Douglas Barrie/LONDON

A CRITICAL PART of the Westland Lynx main-rotor- blade assembly is being replaced on a precautionary basis, with the UK manufacturer admitting to being "confused" over the underlying cause of a fatal Lynx accident in September 1994.

The loss of a British Army Air Corps Lynx in Germany was attributed to a catastrophic tie-bar failure. The tie-bar is situated between the rotor head and blade, and absorbs centrifugal and torsional blade stress.

Although the tie-bar was originally intended to be stressed for the airframe life of the helicopter, Westland is now replacing the part every 1,500 flight hours. Inspections are also being carried out every 200h.

Westland says that it has so far been unable to find a " definitive cause" for the failure. The tie-bar was originally stressed to a 90,000kg breaking tension, although, during its life, this could reduce to 55,000kg. Westland says that the maximum tension it would expect on any tie-bar during flight is 41,000kg.

Westland is being particularly cautious in not writing the incident down as a one-off. It has also found " unexpected wear characteristics" in a "minority" of the Lynx tie-bars it has inspected.

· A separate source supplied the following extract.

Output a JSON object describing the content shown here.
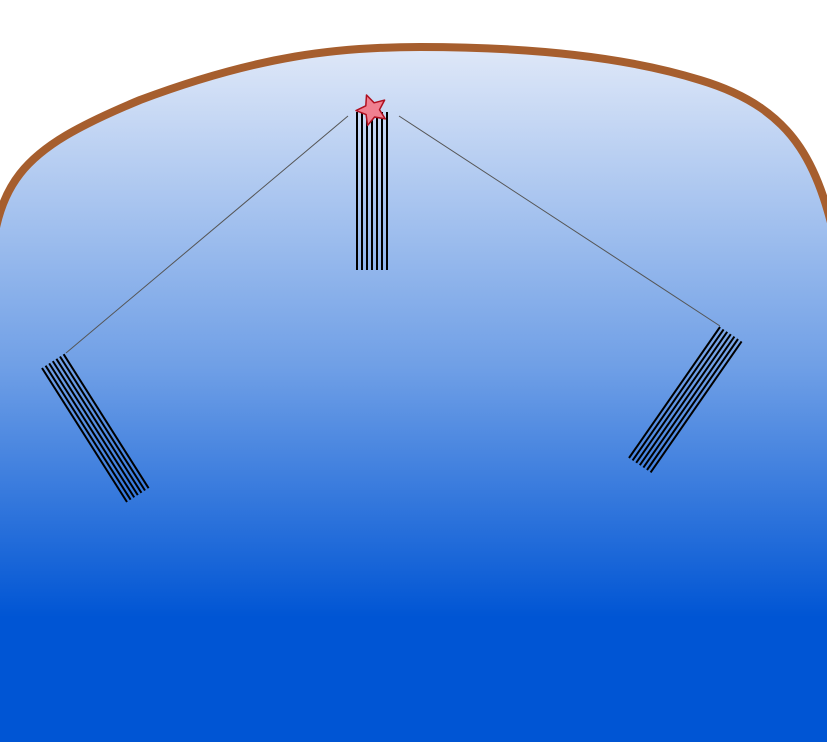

It is also anxious to understand fully the cause of the failure because it plans to upgrade the Lynx airframe to allow it to stay in service until 2035 (Flight International, 21-27 June).

The company appears to have ruled out a manufacturing problem as the root cause of the failure, or as a cause of greater-than-projected wear on other tie-bars.

"If anything, the pattern is more akin to the type of use," says the company.